Das Orientalische Zackenschötchen blüht grellgelb und sieht ähnlich aus wie Raps. Doch die invasive Art macht andere Pflanzen platt.Gottfried Czepluch/imago

Sie sieht harmlos aus. Gelb blühend, fast wie Raps. Doch die Pflanze hat es in sich. Das Orientalische Zackenschötchen – ursprünglich aus Russland und Sibirien – breitet sich in Deutschland immer weiter aus. Jetzt hat es auch Berlin erreicht. Genauer: die Hirschgartenwiesen in Köpenick. Und das ist keine gute Nachricht für Kleingärtner und Naturschützer.

Die Staude wächst buschig, wird bis zu 1,50 Meter hoch. Von Mai bis August leuchtet sie intensiv gelb. Schön anzusehen – aber brandgefährlich für die Artenvielfalt. Denn die gelbe Gefahr ist konkurrenzstark. Die invasive Art verdrängt andere Pflanzen, bildet dichte Bestände. Alte Wiesenvegetation wird verdrängt, teilweise komplett ausgelöscht. Was bleibt, ist eine monotone Fläche. Für Insekten bedeutet das weniger Nahrung, für seltene Pflanzenarten das Aus.

Folien sollen das Orientalische Zackenschötchen stoppen

Gerade die Hirschgartenwiesen sind ein botanischer Schatz. Hier wachsen selten gewordene und gefährdete Arten, die in Berlin kaum noch vorkommen. Gegen invasive Arten wie das Zackenschötchen rücken Freiwillige regelmäßig mit Unkrautstechern an. Sie graben die Wurzeln aus, um die Ausbreitung zu stoppen.

Doch das reicht nicht. Im Oktober wurden zusätzlich Folien ausgelegt. Die lichtliebende Pflanze soll so am Austreiben gehindert werden. Die Methode ist simpel: Samen keimen, Jungpflanzen werden abgedeckt, ohne Licht sterben sie ab. Das Ganze muss über Jahre laufen. Denn die Samen überdauern lange im Boden. Zwei bis drei Jahre wird die Aktion wohl dauern.

Orientalisches Zackenschötchen: Nicht mulchen!

Das Problem: Das Zackenschötchen produziert massenhaft Samen. Sie werden durch Erdtransporte, Tierfutter oder Tiere verbreitet. Erste Pflanzen tauchen oft neben Verteilerkästen, Laternenmasten oder frisch bearbeiteten Flächen auf. Von dort breitet sich die Pflanze rasant aus. Selbst kleinste Wurzelstücke können neue Populationen bilden.

Experten sagen: Nur das vollständige Ausstechen hilft wirklich. Herbizide könnten bei großen Flächen nötig sein. Aber Vorsicht: Mulchen ist kontraproduktiv. Denn das erleichtert die Keimung der Samen. Pflanzen mit reifen Samen müssen unbedingt fachgerecht entsorgt werden. Sonst geht der Kreislauf weiter und weiter.

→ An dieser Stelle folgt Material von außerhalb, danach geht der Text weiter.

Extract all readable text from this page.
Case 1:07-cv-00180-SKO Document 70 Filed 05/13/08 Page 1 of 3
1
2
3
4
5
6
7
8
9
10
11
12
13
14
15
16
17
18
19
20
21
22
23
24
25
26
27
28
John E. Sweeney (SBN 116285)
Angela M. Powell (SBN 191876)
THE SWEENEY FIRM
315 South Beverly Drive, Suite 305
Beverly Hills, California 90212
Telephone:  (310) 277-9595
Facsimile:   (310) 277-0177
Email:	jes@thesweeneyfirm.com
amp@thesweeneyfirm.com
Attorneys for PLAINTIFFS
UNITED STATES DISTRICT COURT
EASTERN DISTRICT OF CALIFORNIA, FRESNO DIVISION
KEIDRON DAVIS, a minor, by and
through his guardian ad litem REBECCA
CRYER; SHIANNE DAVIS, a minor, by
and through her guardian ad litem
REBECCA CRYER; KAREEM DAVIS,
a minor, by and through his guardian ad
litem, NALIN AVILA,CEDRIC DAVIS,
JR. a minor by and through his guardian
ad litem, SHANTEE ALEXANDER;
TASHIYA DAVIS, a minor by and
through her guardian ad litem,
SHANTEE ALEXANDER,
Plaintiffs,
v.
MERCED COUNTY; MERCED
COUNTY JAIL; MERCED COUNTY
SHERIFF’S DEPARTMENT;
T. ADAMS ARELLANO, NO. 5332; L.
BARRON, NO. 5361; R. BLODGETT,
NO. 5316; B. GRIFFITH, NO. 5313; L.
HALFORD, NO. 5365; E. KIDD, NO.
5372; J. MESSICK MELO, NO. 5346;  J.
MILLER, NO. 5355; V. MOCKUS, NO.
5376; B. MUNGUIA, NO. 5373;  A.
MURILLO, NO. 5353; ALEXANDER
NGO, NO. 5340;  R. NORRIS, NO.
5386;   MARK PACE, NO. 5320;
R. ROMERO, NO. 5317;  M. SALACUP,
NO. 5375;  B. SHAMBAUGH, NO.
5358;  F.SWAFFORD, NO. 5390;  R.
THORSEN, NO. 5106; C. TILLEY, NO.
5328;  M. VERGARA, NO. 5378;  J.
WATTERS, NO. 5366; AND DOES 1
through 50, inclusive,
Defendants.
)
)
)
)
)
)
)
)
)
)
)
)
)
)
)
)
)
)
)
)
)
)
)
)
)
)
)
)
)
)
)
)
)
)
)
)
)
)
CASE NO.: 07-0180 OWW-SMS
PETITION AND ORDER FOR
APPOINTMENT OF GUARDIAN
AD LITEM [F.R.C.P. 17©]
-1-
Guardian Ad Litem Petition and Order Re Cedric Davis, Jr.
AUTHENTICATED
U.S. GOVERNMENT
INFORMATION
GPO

Im Südosten der Hirschgartenwiesen in Köpenick wurden testweise Folien ausgelegt, um die lichtliebende Pflanze am erneuten Austreiben zu hindern.
Im Südosten der Hirschgartenwiesen in Köpenick wurden testweise Folien ausgelegt, um die lichtliebende Pflanze am erneuten Austreiben zu hindern.N. Manke/Bezirksamt Treptow-Köpenick

Übrigens: Das Orientalische Zackenschötchen ist essbar. Junge Pflanzenteile können gekocht oder als Salat zubereitet werden. Die einjährige Wurzel soll wie Meerrettich schmecken. Und die Knospen lassen sich wie Brokkoli zubereiten. Die Pflanze ist ein invasiver Feind – aber mit kulinarischem Potenzial.